The FreeBSD operating system is an unknown giant in the free operating system. Starting with the 386BSD project, the FreeBSD operating system has become an extremely fast, UNIX®-like operating system for Intel chips and their cloned products. FreeBSD replaces the Gnu/linux based operating system in many ways. It runs on outdated Intel machines and 64-bit AMD chips, and it can handle terabytes of files on a daily basis on some of the world's largest file servers.
The history of the Berkeley Software Distribution (BSD) series of operating systems goes back to the BSD UNIX operating system created and maintained by the University of California Berkeley in the late the 1970s. Today, the BSD series consists of 5 main branches, and the activists who are keen on Linux will marvel at the ever-evolving BSD branches. Since 2001, when the last major branch Dragonfly BSD was released, FreeBSD, OpenBSD, NetBSD, and Mac OS X represented a new wave of innovation in the UNIX world. All of these operating system branches are POSIX compliant, presenting a similar command-line interface for their users, and using both the kernel and system libraries that make programming patterns as similar to application usage characteristics as possible.
BSD cannot be counted as a Unix system, but the idea that BSD branches represent Open Source Unix has been widely accepted. Surprisingly, none of the free operating systems running on PCs or Macs in the the 1980s and early 90 could be named. UNIX exists on mainframes and scalable processor architectures (scalable Processor architecture, SPARC). The big private UNIX companies have carved up the commercial UNIX market.
The original BSD operating system was 386BSD
The two events of 1993 changed UNIX forever: The NetBSD team was set up and the 386BSD patching tool was again popular. A decade ago, BSD UNIX developers recruited again from all levels of staff at the University of California, Berkeley, and Ph. D. Students, mostly from the Defense Advanced Research Program (Defense Advanced study Projects Agency, DARPA), but the form of fund-raising is over. The 386BSD project was created in 1985 as an attempt to run BSD UNIX on Intel chips. Until 1989, the project had not released its first version, and for a variety of reasons, the project eventually became the reference operating system that Dr. Dobb's Journal July 1992 announced. For 386BSD 0.1, 250,000 downloads are known.
386BSD mainly based on the view of Bill and Lynne Jolitz to improve the concept that UNIX relies on. Their original intention was to develop a free operating system.

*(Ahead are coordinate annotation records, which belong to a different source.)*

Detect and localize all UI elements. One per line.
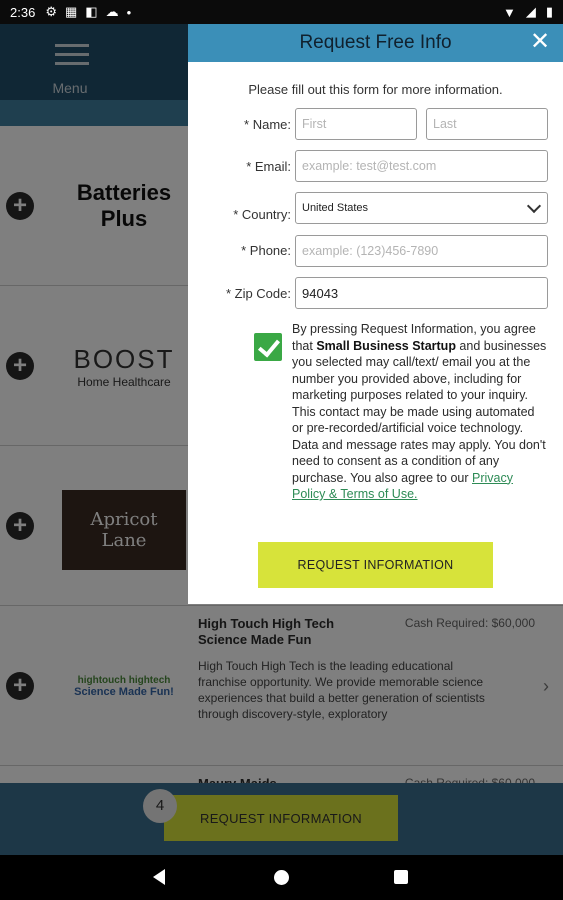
last-name-input[interactable]: Last xyxy=(426,108,548,140)
modal-intro: Please fill out this form for more infor… xyxy=(248,82,503,97)
dot-icon: • xyxy=(126,4,132,20)
recents-icon[interactable] xyxy=(394,870,408,884)
signal-icon: ◢ xyxy=(525,4,536,19)
first-name-placeholder: First xyxy=(302,117,327,131)
zip-input[interactable]: 94043 xyxy=(295,277,548,309)
battery-icon: ▮ xyxy=(545,4,553,19)
consent-company: Small Business Startup xyxy=(316,338,456,353)
consent-text-end: and businesses you selected may call/tex… xyxy=(292,338,547,485)
email-label: * Email: xyxy=(246,159,291,174)
phone-label: * Phone: xyxy=(241,243,291,258)
modal-header: Request Free Info ✕ xyxy=(188,24,563,62)
phone-placeholder: example: (123)456-7890 xyxy=(302,244,439,258)
notification-icons: ⚙ ▦ ◧ ☁ • xyxy=(45,4,131,20)
settings-icon: ⚙ xyxy=(45,4,57,19)
country-label: * Country: xyxy=(233,207,291,222)
last-name-placeholder: Last xyxy=(433,117,457,131)
home-icon[interactable] xyxy=(274,870,289,885)
email-placeholder: example: test@test.com xyxy=(302,159,437,173)
country-select[interactable]: United States xyxy=(295,192,548,224)
close-icon[interactable]: ✕ xyxy=(527,29,553,55)
email-input[interactable]: example: test@test.com xyxy=(295,150,548,182)
status-bar: 2:36 ⚙ ▦ ◧ ☁ • ▼ ◢ ▮ xyxy=(0,0,563,24)
wifi-icon: ▼ xyxy=(502,4,516,20)
first-name-input[interactable]: First xyxy=(295,108,417,140)
status-time: 2:36 xyxy=(10,4,36,20)
back-icon[interactable] xyxy=(153,869,165,885)
name-label: * Name: xyxy=(244,117,291,132)
request-information-button[interactable]: REQUEST INFORMATION xyxy=(258,542,493,588)
consent-checkbox[interactable] xyxy=(254,333,282,361)
cloud-icon: ☁ xyxy=(105,4,119,19)
zip-value: 94043 xyxy=(302,285,339,301)
calendar-icon: ▦ xyxy=(64,4,78,19)
chevron-down-icon xyxy=(526,198,542,214)
modal-title: Request Free Info xyxy=(299,32,452,53)
request-info-modal: Request Free Info ✕ Please fill out this… xyxy=(188,24,563,604)
consent-text: By pressing Request Information, you agr… xyxy=(292,321,548,503)
navigation-bar xyxy=(0,855,563,900)
zip-label: * Zip Code: xyxy=(225,286,291,301)
country-value: United States xyxy=(302,202,369,214)
app-icon: ◧ xyxy=(85,4,98,19)
phone-input[interactable]: example: (123)456-7890 xyxy=(295,235,548,267)
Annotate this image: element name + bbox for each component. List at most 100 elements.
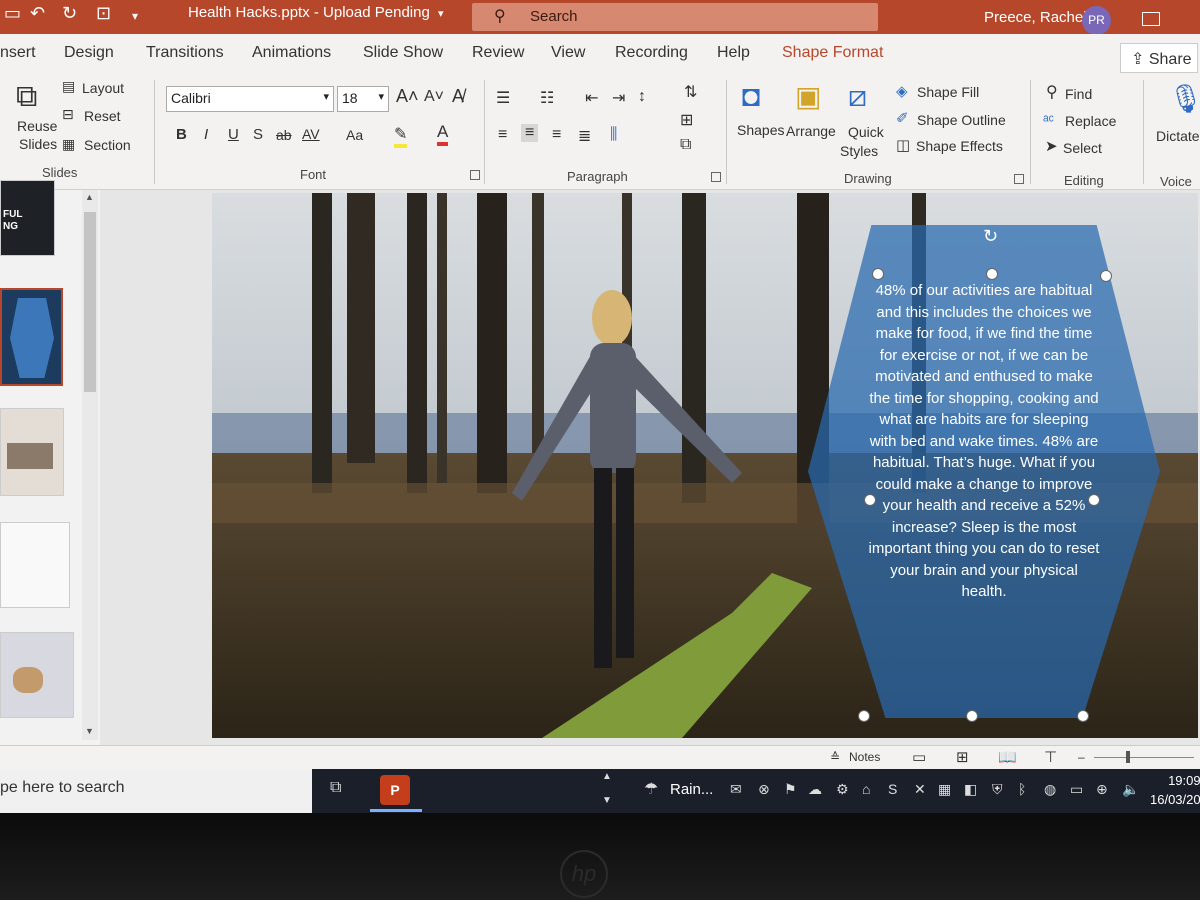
zoom-slider[interactable] bbox=[1094, 757, 1194, 758]
bullets-icon[interactable]: ☰ bbox=[496, 88, 510, 108]
tab-view[interactable]: View bbox=[551, 44, 585, 62]
resize-handle[interactable] bbox=[872, 268, 884, 280]
clear-format-icon[interactable]: A̸ bbox=[452, 86, 464, 107]
shape-fill-button[interactable]: Shape Fill bbox=[917, 84, 979, 100]
resize-handle[interactable] bbox=[966, 710, 978, 722]
document-title[interactable]: Health Hacks.pptx - Upload Pending ▾ bbox=[188, 4, 444, 21]
tray-icon[interactable]: ▦ bbox=[938, 781, 951, 798]
slide-thumbnail[interactable] bbox=[0, 522, 70, 608]
tab-slide-show[interactable]: Slide Show bbox=[363, 44, 443, 62]
notes-button[interactable]: Notes bbox=[849, 750, 880, 764]
taskbar-clock[interactable]: 19:09 16/03/20 bbox=[1150, 771, 1200, 809]
volume-icon[interactable]: 🔈 bbox=[1122, 781, 1139, 798]
font-color-icon[interactable]: A bbox=[437, 122, 449, 146]
reuse-slides-label-2[interactable]: Slides bbox=[19, 136, 57, 152]
redo-icon[interactable]: ↻ bbox=[62, 3, 77, 24]
text-shadow-button[interactable]: S bbox=[253, 126, 263, 143]
resize-handle[interactable] bbox=[1077, 710, 1089, 722]
layout-button[interactable]: Layout bbox=[82, 80, 124, 96]
outlook-icon[interactable]: ✉ bbox=[730, 781, 742, 798]
font-dialog-launcher-icon[interactable] bbox=[470, 170, 480, 180]
bluetooth-icon[interactable]: ᛒ bbox=[1018, 781, 1026, 797]
onedrive-icon[interactable]: ☁ bbox=[808, 781, 822, 798]
slide-thumbnail[interactable] bbox=[0, 408, 64, 496]
close-icon[interactable]: ✕ bbox=[914, 781, 926, 798]
tab-review[interactable]: Review bbox=[472, 44, 524, 62]
share-button[interactable]: ⇪ Share bbox=[1120, 43, 1198, 73]
undo-icon[interactable]: ↶ bbox=[30, 3, 45, 24]
align-text-icon[interactable]: ⊞ bbox=[680, 110, 693, 130]
line-spacing-icon[interactable]: ↕ bbox=[638, 88, 646, 106]
battery-icon[interactable]: ▭ bbox=[1070, 781, 1083, 798]
save-icon[interactable]: ▭ bbox=[4, 3, 21, 24]
network-icon[interactable]: ⊕ bbox=[1096, 781, 1108, 798]
reuse-slides-icon[interactable]: ⧉ bbox=[16, 80, 37, 114]
tab-recording[interactable]: Recording bbox=[615, 44, 688, 62]
resize-handle[interactable] bbox=[1088, 494, 1100, 506]
decrease-indent-icon[interactable]: ⇤ bbox=[585, 88, 598, 108]
dictate-button[interactable]: Dictate bbox=[1156, 128, 1200, 144]
slide-thumbnail-selected[interactable] bbox=[0, 288, 63, 386]
slide-thumbnail[interactable] bbox=[0, 632, 74, 718]
thumbnail-scrollbar[interactable]: ▲ ▼ bbox=[82, 190, 98, 740]
quick-styles-button-2[interactable]: Styles bbox=[840, 143, 878, 159]
shapes-button[interactable]: Shapes bbox=[737, 122, 784, 138]
globe-icon[interactable]: ◍ bbox=[1044, 781, 1056, 798]
align-right-icon[interactable]: ≡ bbox=[552, 126, 561, 144]
arrange-button[interactable]: Arrange bbox=[786, 123, 836, 139]
character-spacing-button[interactable]: AV bbox=[302, 126, 320, 142]
user-name[interactable]: Preece, Rachel bbox=[984, 9, 1087, 26]
tab-insert[interactable]: nsert bbox=[0, 44, 36, 62]
scrollbar-thumb[interactable] bbox=[84, 212, 96, 392]
align-center-icon[interactable]: ≡ bbox=[521, 124, 539, 142]
resize-handle[interactable] bbox=[864, 494, 876, 506]
search-input[interactable]: ⚲ Search bbox=[472, 3, 878, 31]
tab-transitions[interactable]: Transitions bbox=[146, 44, 224, 62]
resize-handle[interactable] bbox=[986, 268, 998, 280]
hexagon-text[interactable]: 48% of our activities are habitual and t… bbox=[868, 280, 1100, 603]
slideshow-view-icon[interactable]: ⊤ bbox=[1044, 748, 1057, 766]
tab-animations[interactable]: Animations bbox=[252, 44, 331, 62]
reading-view-icon[interactable]: 📖 bbox=[998, 748, 1017, 766]
italic-button[interactable]: I bbox=[204, 126, 208, 143]
shrink-font-icon[interactable]: A˅ bbox=[424, 88, 444, 106]
replace-button[interactable]: Replace bbox=[1065, 113, 1116, 129]
numbering-icon[interactable]: ☷ bbox=[540, 88, 554, 108]
grow-font-icon[interactable]: A˄ bbox=[396, 86, 419, 107]
tab-design[interactable]: Design bbox=[64, 44, 114, 62]
change-case-button[interactable]: Aa bbox=[346, 127, 363, 143]
present-icon[interactable]: ⊡ bbox=[96, 3, 111, 24]
slide-sorter-icon[interactable]: ⊞ bbox=[956, 748, 969, 766]
avatar[interactable]: PR bbox=[1082, 6, 1111, 35]
scroll-down-icon[interactable]: ▼ bbox=[602, 795, 612, 806]
underline-button[interactable]: U bbox=[228, 126, 239, 143]
hexagon-shape[interactable]: 48% of our activities are habitual and t… bbox=[808, 225, 1160, 718]
weather-icon[interactable]: ☂ bbox=[644, 779, 658, 799]
quick-styles-button[interactable]: Quick bbox=[848, 124, 884, 140]
weather-text[interactable]: Rain... bbox=[670, 781, 713, 798]
tab-help[interactable]: Help bbox=[717, 44, 750, 62]
bold-button[interactable]: B bbox=[176, 126, 187, 143]
shape-effects-button[interactable]: Shape Effects bbox=[916, 138, 1003, 154]
font-size-select[interactable]: 18 ▾ bbox=[337, 86, 389, 112]
strikethrough-button[interactable]: ab bbox=[276, 127, 292, 143]
paragraph-dialog-launcher-icon[interactable] bbox=[711, 172, 721, 182]
slide-thumbnail[interactable]: FUL NG bbox=[0, 180, 55, 256]
taskbar-search-input[interactable]: pe here to search bbox=[0, 769, 312, 813]
zoom-out-icon[interactable]: – bbox=[1078, 750, 1085, 764]
scroll-up-icon[interactable]: ▲ bbox=[602, 771, 612, 782]
highlight-icon[interactable]: ✎ bbox=[394, 124, 408, 148]
reset-button[interactable]: Reset bbox=[84, 108, 121, 124]
find-button[interactable]: Find bbox=[1065, 86, 1092, 102]
increase-indent-icon[interactable]: ⇥ bbox=[612, 88, 625, 108]
skype-icon[interactable]: S bbox=[888, 781, 897, 797]
office-icon[interactable]: ◧ bbox=[964, 781, 977, 798]
reuse-slides-label[interactable]: Reuse bbox=[17, 118, 57, 134]
resize-handle[interactable] bbox=[1100, 270, 1112, 282]
section-button[interactable]: Section bbox=[84, 137, 131, 153]
powerpoint-icon[interactable]: P bbox=[380, 775, 410, 805]
settings-icon[interactable]: ⚙ bbox=[836, 781, 849, 798]
smartart-icon[interactable]: ⧉ bbox=[680, 136, 691, 154]
text-direction-icon[interactable]: ⇅ bbox=[684, 82, 697, 102]
font-family-select[interactable]: Calibri ▾ bbox=[166, 86, 334, 112]
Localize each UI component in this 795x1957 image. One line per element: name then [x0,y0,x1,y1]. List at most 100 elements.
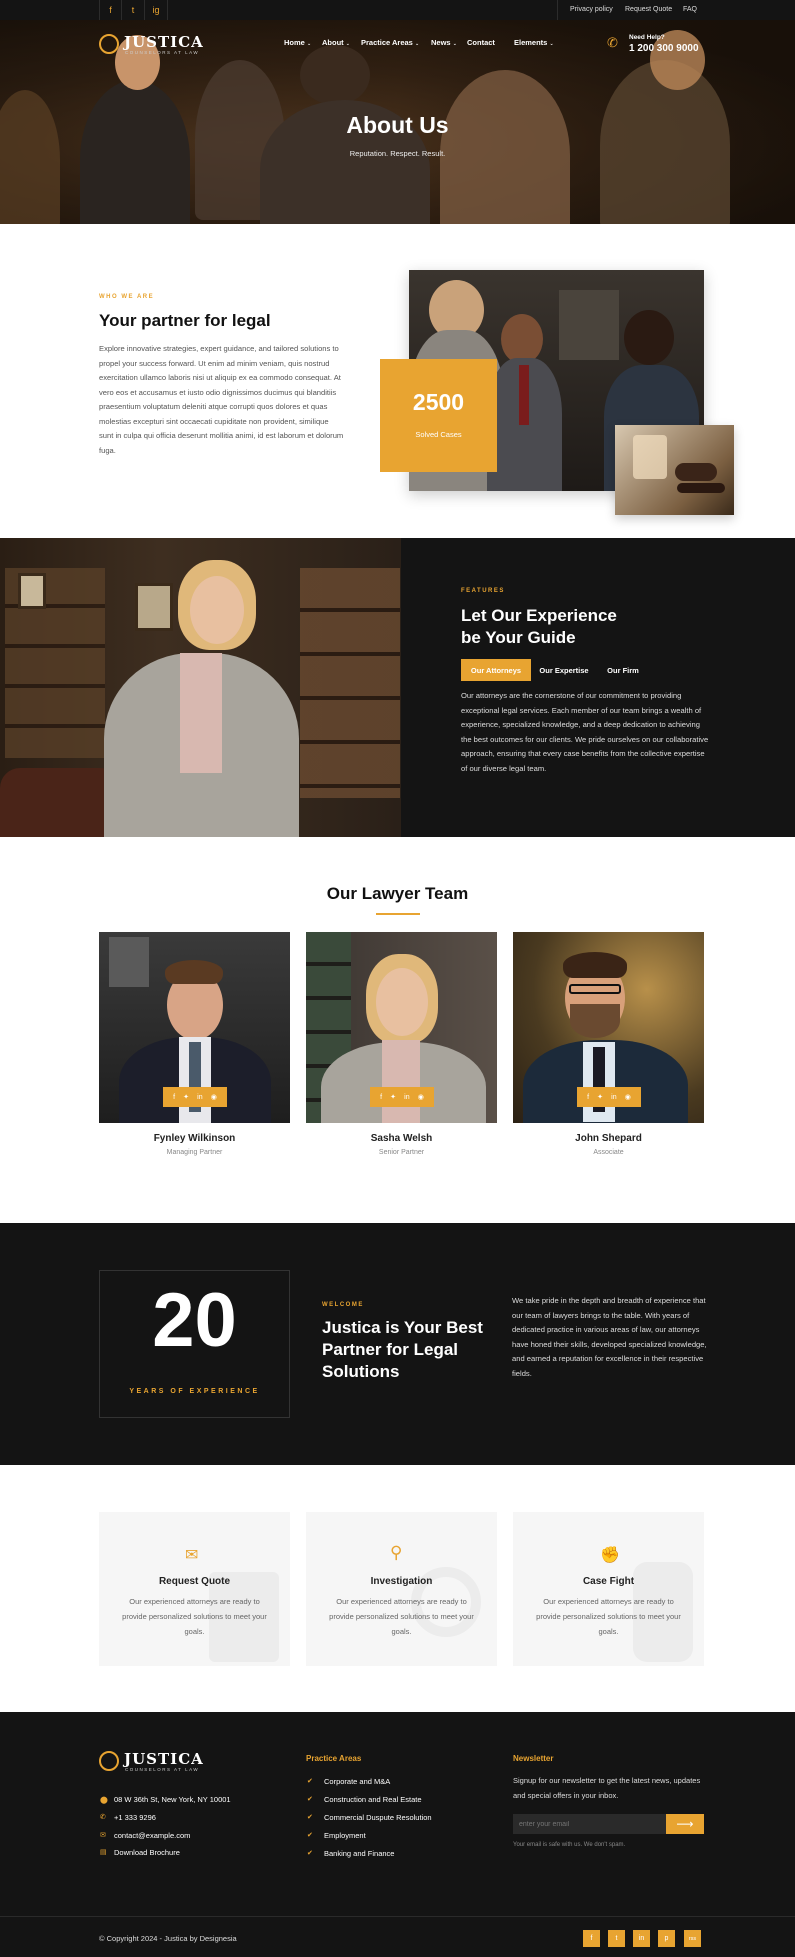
rss-icon[interactable]: rss [684,1930,701,1947]
sasha-social-links[interactable]: f ✦ in ◉ [370,1087,434,1107]
twitter-icon[interactable]: ✦ [390,1093,396,1101]
about-title: Your partner for legal [99,311,271,330]
service-card-request-quote[interactable] [99,1512,290,1666]
experience-title-line2: be Your Guide [461,628,576,647]
linkedin-icon[interactable]: in [404,1094,409,1101]
nav-practice-areas[interactable]: Practice Areas ⌄ [361,38,419,47]
faq-link[interactable]: FAQ [683,6,697,13]
request-quote-link[interactable]: Request Quote [625,6,672,13]
linkedin-icon[interactable]: in [197,1094,202,1101]
email-icon: ✉ [100,1832,106,1839]
footer-brand-name[interactable]: JUSTICA [124,1750,204,1768]
newsletter-submit-button[interactable]: ⟶ [666,1814,704,1834]
service-title[interactable]: Case Fight [513,1576,704,1587]
nav-elements[interactable]: Elements ⌄ [514,38,554,47]
service-title[interactable]: Request Quote [99,1576,290,1587]
newsletter-text: Signup for our newsletter to get the lat… [513,1776,701,1800]
about-eyebrow: WHO WE ARE [99,294,155,300]
gavel-photo [615,425,734,515]
years-count: 20 [152,1278,237,1363]
practice-link[interactable]: Commercial Duspute Resolution [324,1813,432,1822]
welcome-text: We take pride in the depth and breadth o… [512,1296,707,1378]
pinterest-icon[interactable]: ◉ [211,1093,217,1101]
practice-link[interactable]: Banking and Finance [324,1849,394,1858]
welcome-title-line1: Justica is Your Best [322,1318,483,1337]
pinterest-icon[interactable]: ◉ [625,1093,631,1101]
footer-phone[interactable]: +1 333 9296 [114,1813,156,1822]
nav-about[interactable]: About ⌄ [322,38,350,47]
pinterest-icon[interactable]: ◉ [418,1093,424,1101]
facebook-icon[interactable]: f [587,1094,589,1101]
footer-address: 08 W 36th St, New York, NY 10001 [114,1795,231,1804]
nav-home[interactable]: Home ⌄ [284,38,311,47]
title-underline [376,913,420,915]
tab-our-expertise[interactable]: Our Expertise [533,659,595,681]
newsletter-email-input[interactable] [513,1814,666,1834]
lawyer-name[interactable]: John Shepard [513,1133,704,1144]
tab-our-firm[interactable]: Our Firm [597,659,649,681]
welcome-eyebrow: WELCOME [322,1302,364,1308]
check-icon: ✔ [307,1832,313,1839]
fynley-social-links[interactable]: f ✦ in ◉ [163,1087,227,1107]
pinterest-icon[interactable]: p [658,1930,675,1947]
about-text: Explore innovative strategies, expert gu… [99,344,344,455]
lawyer-name[interactable]: Fynley Wilkinson [99,1133,290,1144]
page-title: About Us [346,112,449,138]
file-icon: ▤ [100,1849,107,1856]
practice-link[interactable]: Employment [324,1831,366,1840]
practice-link[interactable]: Construction and Real Estate [324,1795,422,1804]
need-help-label: Need Help? [629,34,665,41]
scales-logo-icon[interactable] [99,34,119,54]
experience-text: Our attorneys are the cornerstone of our… [461,691,709,773]
top-bar: f t ig Privacy policy Request Quote FAQ [0,0,795,20]
facebook-icon[interactable]: f [173,1094,175,1101]
facebook-icon[interactable]: f [380,1094,382,1101]
service-text: Our experienced attorneys are ready to p… [122,1597,267,1636]
footer-brand-tagline: COUNSELORS AT LAW [125,1767,200,1772]
twitter-icon[interactable]: ✦ [183,1093,189,1101]
footer-brochure-link[interactable]: Download Brochure [114,1848,180,1857]
practice-areas-heading: Practice Areas [306,1754,362,1763]
solved-cases-label: Solved Cases [415,430,462,439]
years-label: YEARS OF EXPERIENCE [129,1388,260,1395]
nav-news[interactable]: News ⌄ [431,38,457,47]
service-text: Our experienced attorneys are ready to p… [536,1597,681,1636]
check-icon: ✔ [307,1778,313,1785]
check-icon: ✔ [307,1850,313,1857]
footer-email[interactable]: contact@example.com [114,1831,190,1840]
solved-cases-box: 2500 Solved Cases [380,359,497,472]
scales-logo-icon[interactable] [99,1751,119,1771]
location-icon: ⬤ [100,1797,108,1804]
instagram-icon[interactable]: ig [145,0,168,20]
privacy-policy-link[interactable]: Privacy policy [570,6,613,13]
nav-contact[interactable]: Contact [467,38,495,47]
facebook-icon[interactable]: f [583,1930,600,1947]
service-title[interactable]: Investigation [306,1576,497,1587]
twitter-icon[interactable]: t [122,0,145,20]
phone-icon: ✆ [100,1814,106,1821]
facebook-icon[interactable]: f [99,0,122,20]
practice-link[interactable]: Corporate and M&A [324,1777,390,1786]
twitter-icon[interactable]: ✦ [597,1093,603,1101]
service-text: Our experienced attorneys are ready to p… [329,1597,474,1636]
twitter-icon[interactable]: t [608,1930,625,1947]
linkedin-icon[interactable]: in [633,1930,650,1947]
linkedin-icon[interactable]: in [611,1094,616,1101]
experience-title-line1: Let Our Experience [461,606,617,625]
fist-icon: ✊ [600,1547,620,1564]
tab-our-attorneys[interactable]: Our Attorneys [461,659,531,681]
footer-divider [0,1916,795,1917]
lawyer-name[interactable]: Sasha Welsh [306,1133,497,1144]
phone-number[interactable]: 1 200 300 9000 [629,43,699,54]
service-card-case-fight[interactable] [513,1512,704,1666]
brand-tagline: COUNSELORS AT LAW [125,50,200,55]
newsletter-note: Your email is safe with us. We don't spa… [513,1842,626,1848]
arrow-right-icon: ⟶ [676,1817,694,1831]
john-social-links[interactable]: f ✦ in ◉ [577,1087,641,1107]
lawyer-role: Associate [593,1149,624,1156]
copyright-text: © Copyright 2024 - Justica by Designesia [99,1934,237,1943]
brand-name[interactable]: JUSTICA [124,33,204,51]
magnifier-icon: ⚲ [390,1543,403,1562]
service-card-investigation[interactable] [306,1512,497,1666]
lawyer-role: Senior Partner [378,1149,425,1156]
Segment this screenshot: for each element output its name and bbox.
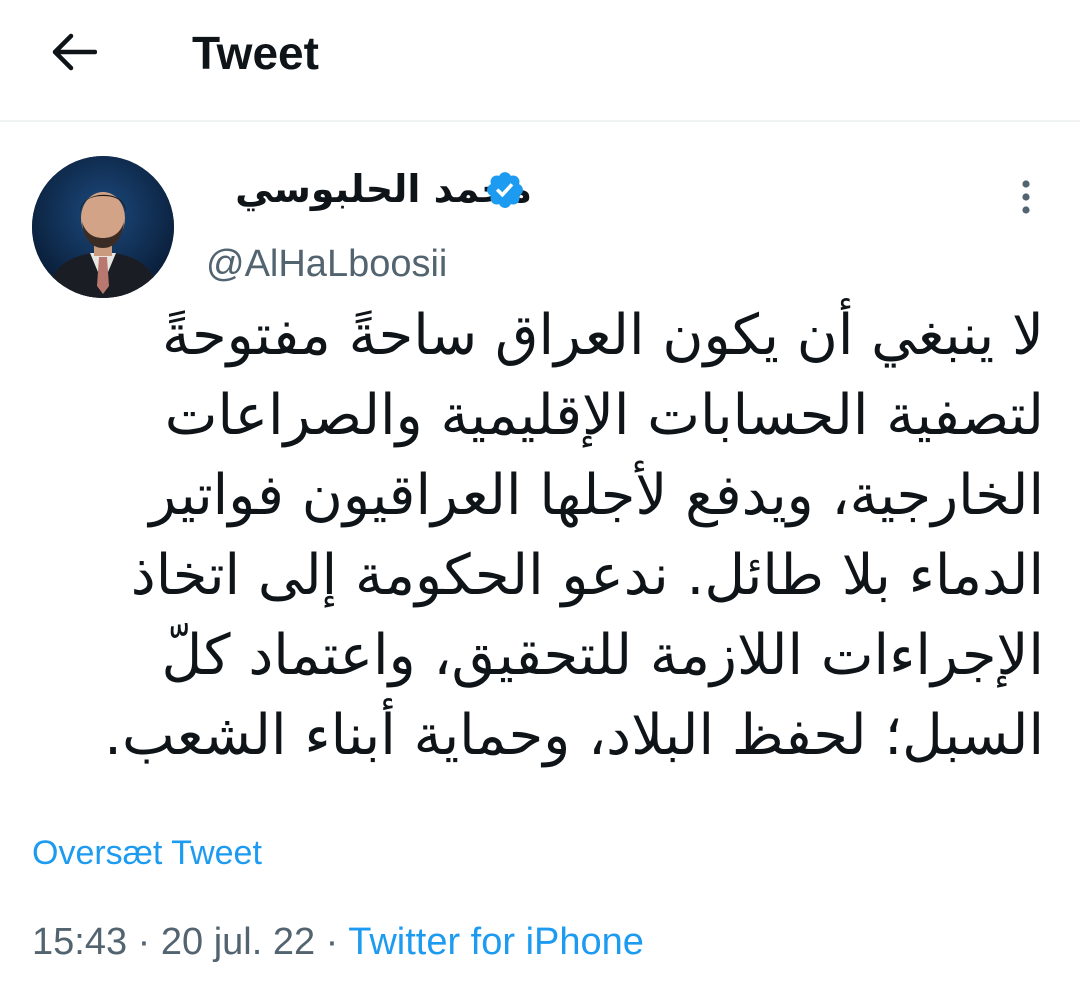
more-options-button[interactable] (1004, 176, 1048, 224)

But it turns out that it is not within their power to support a complete operating system entirely on their own. The system eventually lost to Linux, a programming team made up of obscure Finnish students to help build.
The history of FreeBSD
Another team that initially decided to build BSD UNIX on Intel chips was established in 1993. Relying on the results of Bill Jolitz's previous work, the team launched the FreeBSD version 1.0 in December 1993. At the beginning of 1997, project leader Jordan Hubbard the development of the project and managed the infrastructure and 200 developers. At the end of this year, FreeBSD is expected to launch the 6.0 version, which will become the most important version of all free UNIX systems. FreeBSD is not a clone of Unix, although it works like Unix, and its kernel and system APIs conform to UNIX standards.
FreeBSD is not just a system suitable for INTEL-/AMD, as it used to be. It can also run on SPARC64 computers and has a fairly long running history on the Alpha architecture. If the BSD user is interested in a chip running Mac OS X, then he can switch to the Darwin OS, the open source core of Mac OS X, and Darwin OS relies on most FreeBSD V5.0 and its successors. Of course, NetBSD has been running on all MAC architectures since 1995.